14年度改定では、看護必要度の他にも、7対1の施設基準について▽在宅復帰率の導入▽特定除外制度の見直し―が行われました。
前者の在宅復帰率を見ると、7対1病院の平均は92%で、施設基準の「75%以上」をクリアしている病院がほとんどです。退院・棟先を見ると「自宅や高齢者向け集合住宅など」が78%を占めています。
後者の特定除外制度見直しによって、90日を超える入院患者数は改定前の「50人当たり2.04人」から「1.74人」に減少しました。10対1でも「50人当たり4.63人」から「3.77人」に減っています。「50人当たり」は「1病棟当たり」をイメージした数字です。
個別に見ると7対1・10対1共に6割以上の病院で、90日を超える入院患者は減少していますが、7対1の3割、10対1の2割の病院では増加していることも分かりました。
90日を超える入院患者の退院・退棟先に目を移すと、「自宅」が最も多く41%(7対1と10対1の合計)を占めています。なお、90日を超える入院患者が減少した病院の9割では、「退院支援室」「地域連携室」が設置されていました。
次に、16年度改定で新設された「総合入院体制加算1」の状況を見てみましょう。これは、いわば「地域のあらゆる患者を受け入れる『地域医療の最後の砦』となる基幹的な病院の経営を安定させる」ために創設されたものです。
施設基準を含めた要件が非常に厳しく、今年5月時点で4病院の算定にとどまっています。
総合入院体制加算1を算定したいが算定できない病院に、どの要件を満たすのが困難かを聞いたところ、「精神科病棟入院基本料の届け出など」(6割弱)、「化学療法が年間4000件以上」(4割強)などが多くなっています。

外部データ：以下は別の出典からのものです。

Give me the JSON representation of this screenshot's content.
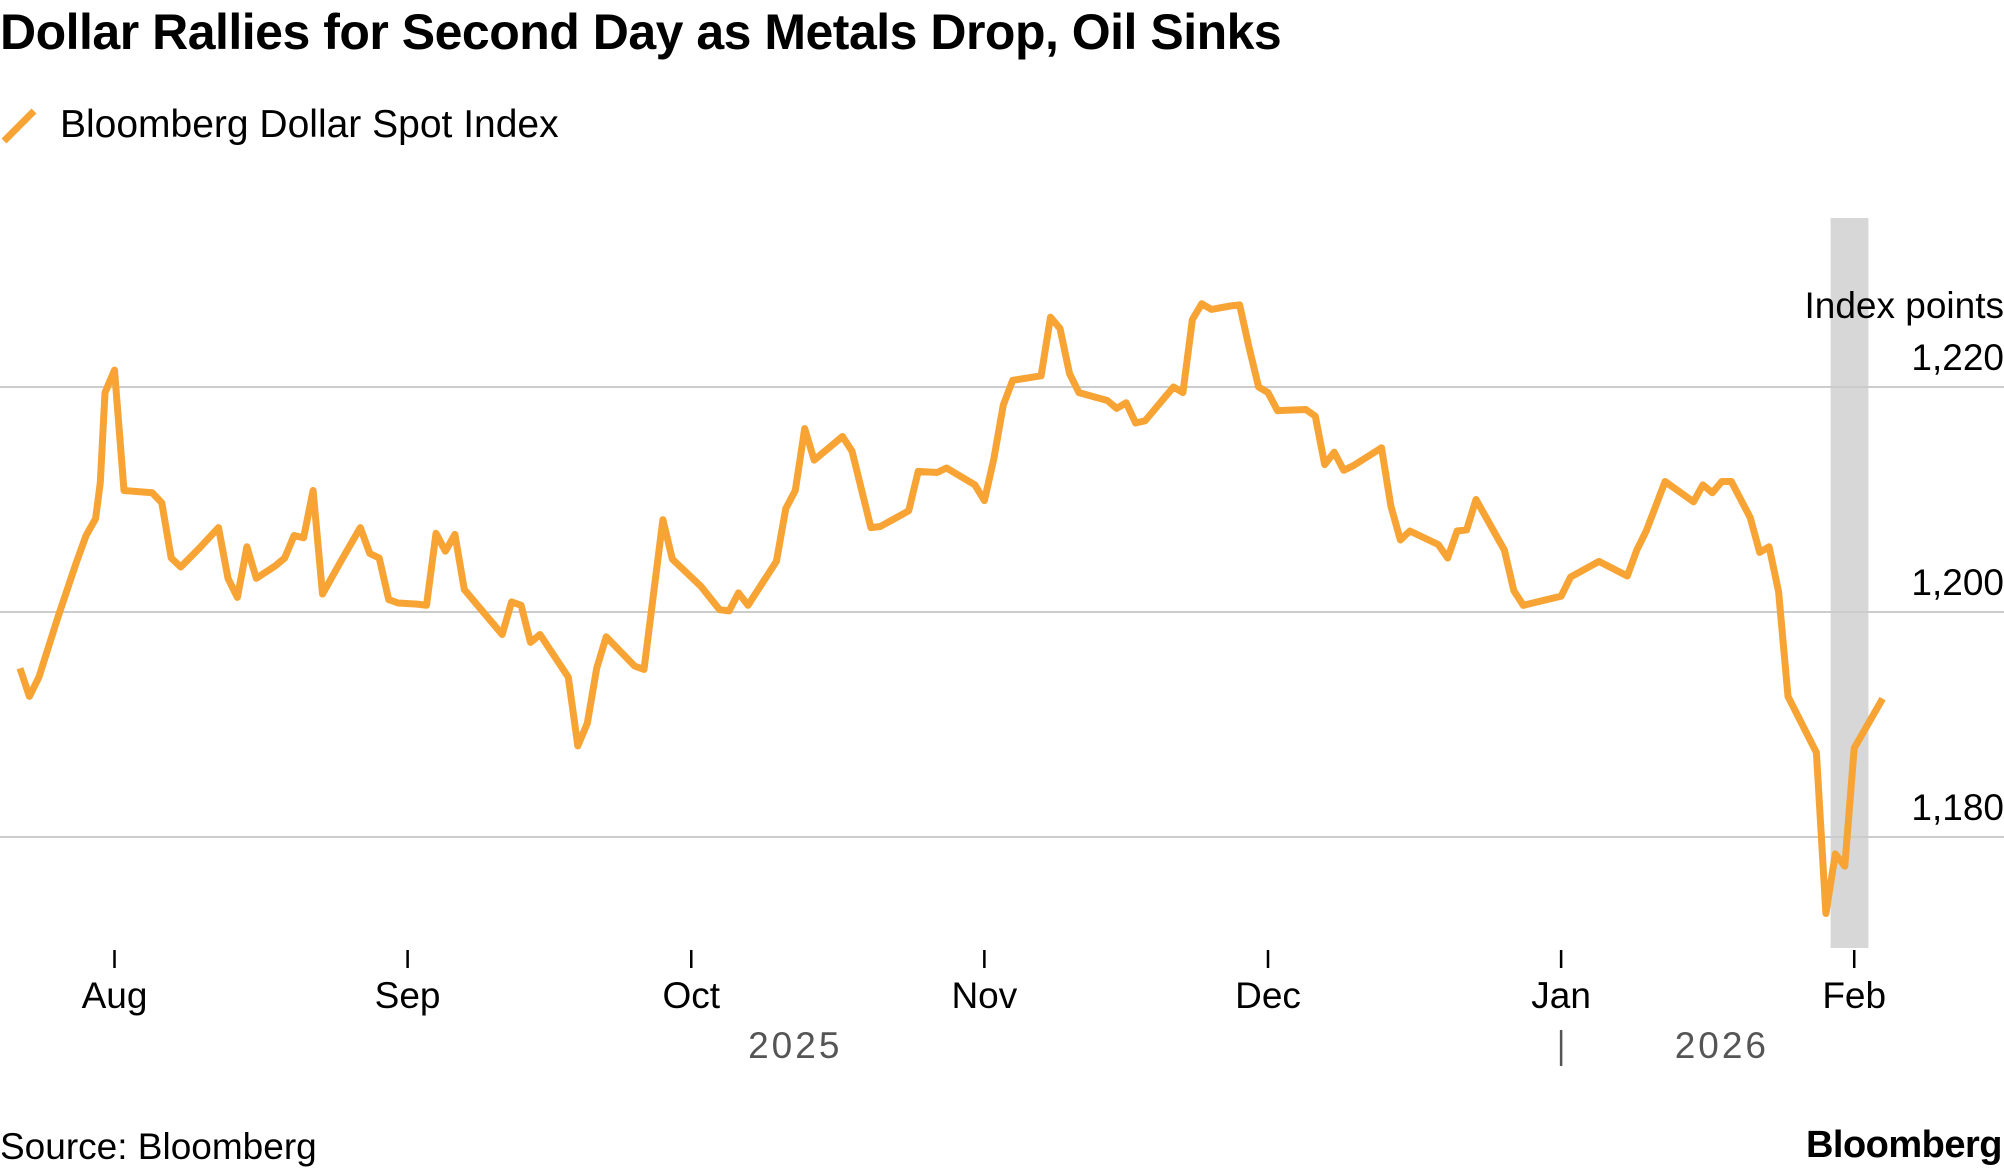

後者の化学療法については、14年度改定の疑義解釈で「1レジメンを1件とする」ことが明示され、極めて高いハードルであると指摘されていましたが、調査結果はこれを裏付けています。今後、この解釈の変更を行うべきなのか、次期改定に向けた議論が注目されます。
なお、総合入院体制加算2(従前の総合入院体制加算)を届け出ている病院は、今年5月時点で311施設ありますが、「重症外傷」や「小児・周産期などの救急患者」の受け入れを断るケースも一部あります。「地域医療の砦」という加算の趣旨を理解し、積極的な受け入れが求められます。
厚労省は、14年度改定で大幅な見直しを行った「短期滞在手術等基本料3」(以下、短手3)の状況も調べています。
短手3のうち、多くの医療機関では「水晶体再建術」や「内視鏡的結腸ポリープ・粘膜切除術」の算定回数が最も多くなっています。しかし、半数以上の医療機関からは、水晶体再建術について「複数回実施するため8日以上空け再入院が必要で、報酬設定が実態に合っていない」という意見が出されています。
また同じく短手3の対象となった腹腔鏡下鼠径ヘルニア手術には、「点数が低過ぎて採算がとれない」との指摘が半数の医療機関からなされました。
短手3では、退院時処方などごく一部を除いたすべての診療報酬が包括されており、「DRG/PPSの本格的導入か」と言われます。次期改定では、対象手術・検査の拡大に向けた検討が進むと思われ、分科会でどのような評価がなされるのか注目されます。